CONSORT 2010 flow diagram.

2.4. Data collection and instruments

Data were collected using a two-part questionnaire. The first part included demographic characteristics of patients, including age, sex, marital status, educational level, occupational status, place of residence, and BMI; the second part of the questionnaire contained information about the disease,intravenous therapy and catheter characteristics, including the duration of the disease, the duration of chemotherapy, chemotherapy cycles, chemotherapy diet (type, amount, duration and method of administration), absolute neutrophil count, use of steroid anti-inflammatory drugs, history of underlying diseases, catheter insertion date and time, catheter gauge and anatomical location of the catheter. In addition, the phlebitis checklists, based on Visual Infusion Phlebitis (VIP) [46], were used to assess the place of the catheter insertion in terms of the incidence and severity of phlebitis at 12, 24, 36, 48, 60, 72 hour intervals. In order to determine the scientific validity of the questionnaire, the content validity method was used and approved by 10 faculty members specializing in the field under study; the reliability between two evaluatros was used to assess the reliability of the phlebitis check list; and the reliability coefficient was estimated to be 0.85 by the Kappa test.

3. Results

60 subjects participated in the present study. 53.3% of the subjects in the intervention and 63.3% in the control group were male and the rest of the subjects were female. The mean age in the intervention group was 58.9 ± 2.24 and 62.93 ± 2.35 in the control group. The distribution of the subjects was similar in terms of demographic characteristics and disease characteristics such as age, sex, marital status, educational level, body mass index, type of cancer, duration of chemotherapy, chemotherapy cycles, and there was no significant difference between two groups (P > 0.05). There was no significant relationship between age, sex, catheter insertion, catheter gauge and type of chemotherapy diet with phlebitis in the present study. (Table 1)

Table 1

Comparison of demographic and disease characteristics in two groups of intervention and control.

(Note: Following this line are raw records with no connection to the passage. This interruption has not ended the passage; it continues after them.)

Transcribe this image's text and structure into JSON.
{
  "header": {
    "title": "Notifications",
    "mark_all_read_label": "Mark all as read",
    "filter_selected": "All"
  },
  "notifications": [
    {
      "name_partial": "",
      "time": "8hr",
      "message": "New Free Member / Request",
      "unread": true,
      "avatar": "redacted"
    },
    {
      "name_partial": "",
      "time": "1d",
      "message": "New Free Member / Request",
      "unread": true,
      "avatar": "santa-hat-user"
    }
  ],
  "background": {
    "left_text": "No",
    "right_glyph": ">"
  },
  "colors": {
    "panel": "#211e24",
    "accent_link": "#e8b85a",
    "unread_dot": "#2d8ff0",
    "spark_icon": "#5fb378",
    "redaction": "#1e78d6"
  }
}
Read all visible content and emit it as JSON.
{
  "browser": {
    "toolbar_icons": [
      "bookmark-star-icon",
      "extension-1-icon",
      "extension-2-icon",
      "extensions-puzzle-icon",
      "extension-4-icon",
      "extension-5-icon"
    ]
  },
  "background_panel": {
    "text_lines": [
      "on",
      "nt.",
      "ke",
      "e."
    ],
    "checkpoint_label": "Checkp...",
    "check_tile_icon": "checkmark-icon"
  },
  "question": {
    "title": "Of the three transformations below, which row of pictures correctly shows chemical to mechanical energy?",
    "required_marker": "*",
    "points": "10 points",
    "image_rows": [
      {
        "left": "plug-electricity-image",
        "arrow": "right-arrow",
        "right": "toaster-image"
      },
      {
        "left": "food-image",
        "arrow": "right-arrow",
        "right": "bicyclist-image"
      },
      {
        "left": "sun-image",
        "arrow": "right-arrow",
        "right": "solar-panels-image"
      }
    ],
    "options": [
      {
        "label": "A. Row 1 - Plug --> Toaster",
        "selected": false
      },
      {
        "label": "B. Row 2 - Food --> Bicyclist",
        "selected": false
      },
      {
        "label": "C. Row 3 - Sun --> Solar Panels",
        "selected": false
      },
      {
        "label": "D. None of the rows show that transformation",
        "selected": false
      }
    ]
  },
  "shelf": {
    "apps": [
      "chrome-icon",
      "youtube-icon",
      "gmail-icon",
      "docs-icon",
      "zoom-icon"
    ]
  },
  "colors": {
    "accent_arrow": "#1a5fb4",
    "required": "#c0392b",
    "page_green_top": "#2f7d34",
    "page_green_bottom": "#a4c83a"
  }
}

Chi-square test did not show a significant difference between two groups in terms of phlebitis incidence at 12 hours (P = 0.2), 24 (P = 0.8), 36 (P = 0.4) and 48 hours (P = 0.06); however, this difference was statistically significant at 60 (P = 0.04) and 72 (P = 0.001) hours. (Table 2)

Table2

Frequency distribution of phlebitis incidence in the studied groups by time intervals.

Based on Fisher’s exact test, at 12 (P = 0.02) and 72 (P = 0.001) hours, there was a significant difference between the two groups in regard to the severity of phlebitis. There was no statistically significant difference between the two groups at 24 (P = 0.1), 36 (P = 0.1), 48 (P = 0.2) and 60 (P = 0.056) hours. (Table 3)

Table 3

Frequency distribution of phlebitis severity in the studied groups by time intervals.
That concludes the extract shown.